13 juillet 2024

 

"L 'eau et la terre" 

"Lendemains de cendres"

Séra

*****


Cette bande dessinée n'est pas de la fiction (malheureusement). Elle raconte les terribles années meurtrières que le Cambodge a connues et les massacres gigantesques qui y ont été perpétrés et que la justice a ensuite choisi d'ignorer, faute peut-être de pouvoir faire autrement, mais en tout cas, c'est ce qu'elle a fait.

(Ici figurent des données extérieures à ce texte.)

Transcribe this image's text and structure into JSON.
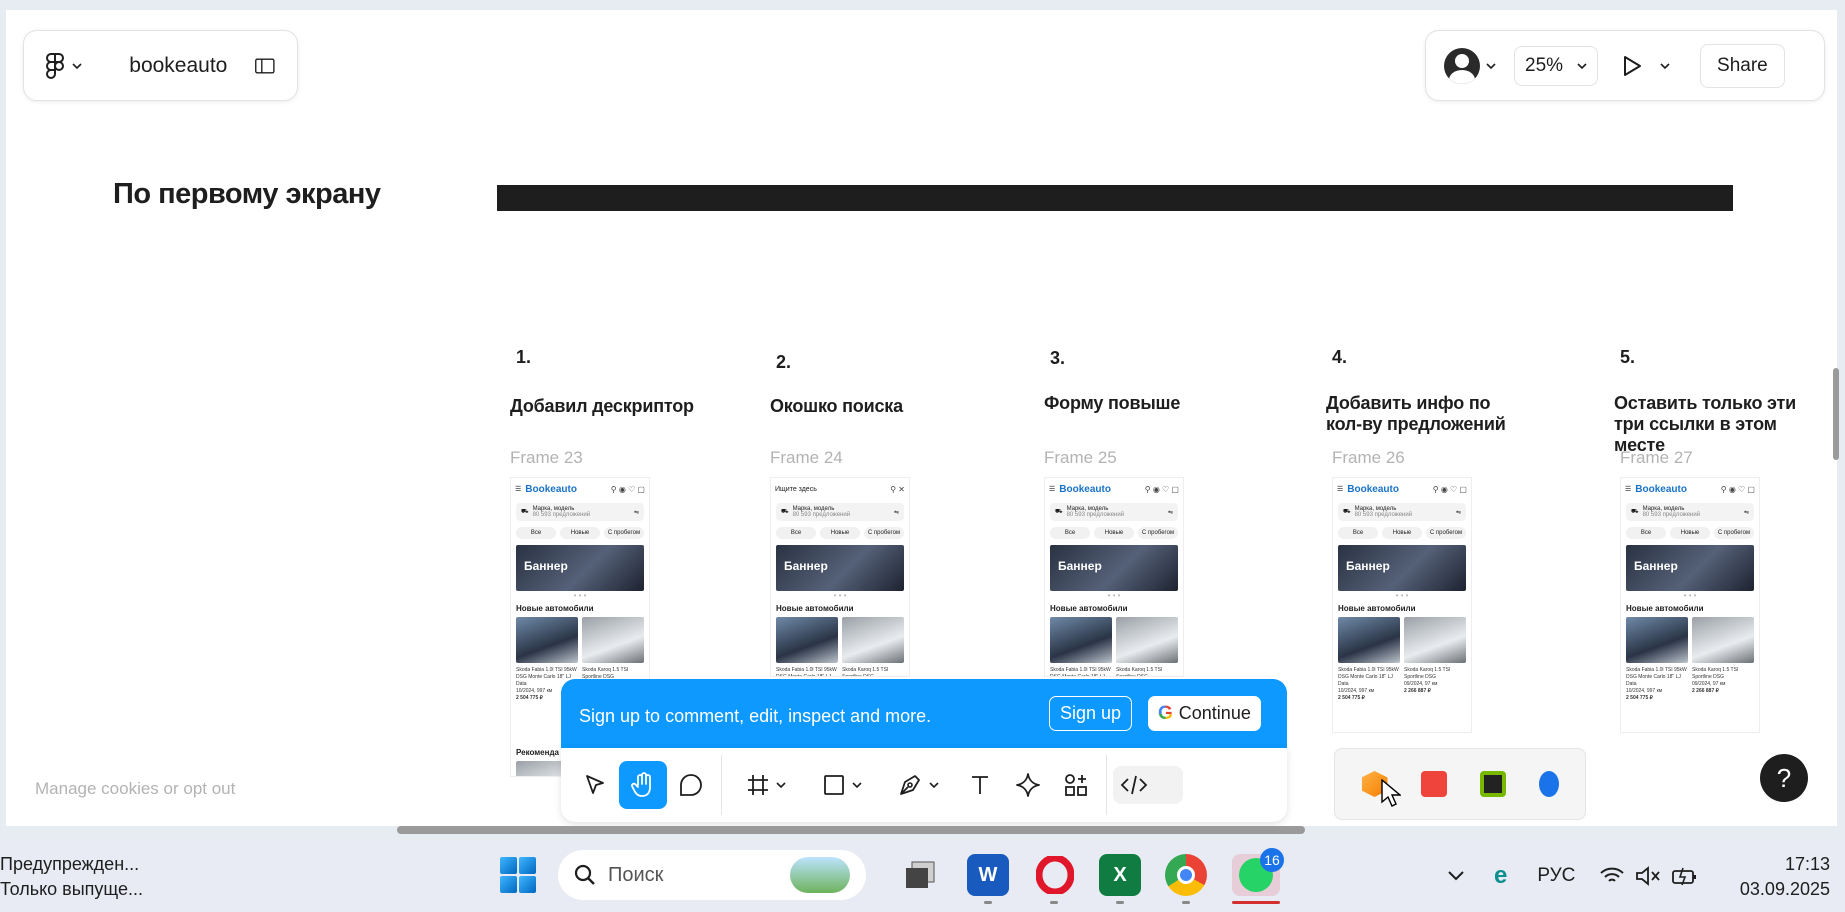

Le premier volume, "L 'eau et la terre" commence le 17 Avril 1975, date à laquelle les Khmers Rouges ont décidé de vider toutes les villes du pays de leur population pour jeter celle-ci sur les routes, vers des campagnes utopiques où ils seront censés se rééduquer et participer aux travaux agricoles. Tous n'étaient bien sûr pas en état de quitter leur maison, on n'en tint pas compte. Toute rébellion -réelle ou incapacité d’obéir- était massacrée. Une espèce de folie meurtrière incompréhensible s'est emparée des Khmers Rouges soutenue par des discours idéologiques extrémistes et dénués de toute base. De plus en plus abstraits, de plus en plus meurtriers: servir le pays, écraser les ennemis du progrès, les rééduquer férocement, les faire taire, leur faire avouer leurs crimes, leur infliger des souffrances, les punir, les contraindre, les tuer... Un cauchemar sans limite. Sans espoir. Une horrible page de l'Histoire humaine. Quelque chose que je suis incapable de comprendre, qui m'oppresse et me fait peur car il rappelle qu'il n'y a pas de limite à ce que l'homme peut faire, dans le pire plus encore que dans le meilleur.

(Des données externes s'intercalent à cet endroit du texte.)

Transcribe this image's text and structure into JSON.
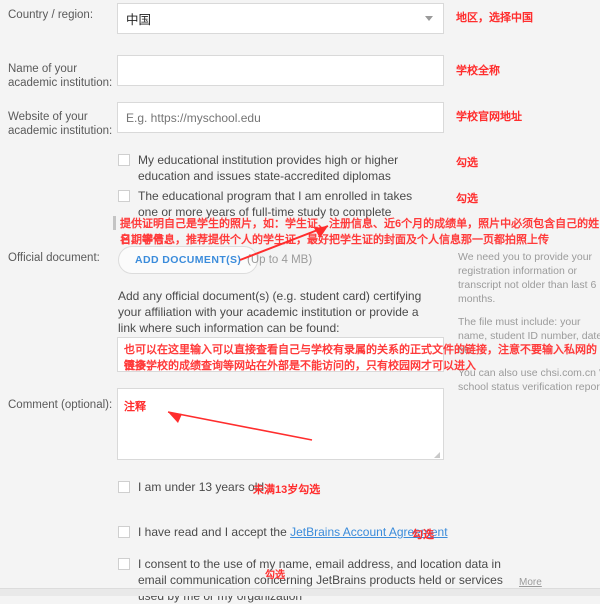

Le deuxième volume, "Lendemains de cendres" commence en 1979, et suit un jeune homme qui tente de fuir vers la Thaïlande. Au Cambodge la situation n'a fait qu'empirer. Le pays est dévasté. Les Khmers rouges ont tué tant de monde qu'ils en sont à se dévorer entre eux car leur folie meurtrière n'est pas assouvie et ne le sera clairement jamais, vu qu'elle ne mène à rien. Routes, déplacements de populations, camps, misère, famine, massacres, emprisonnements, torture, survie etc.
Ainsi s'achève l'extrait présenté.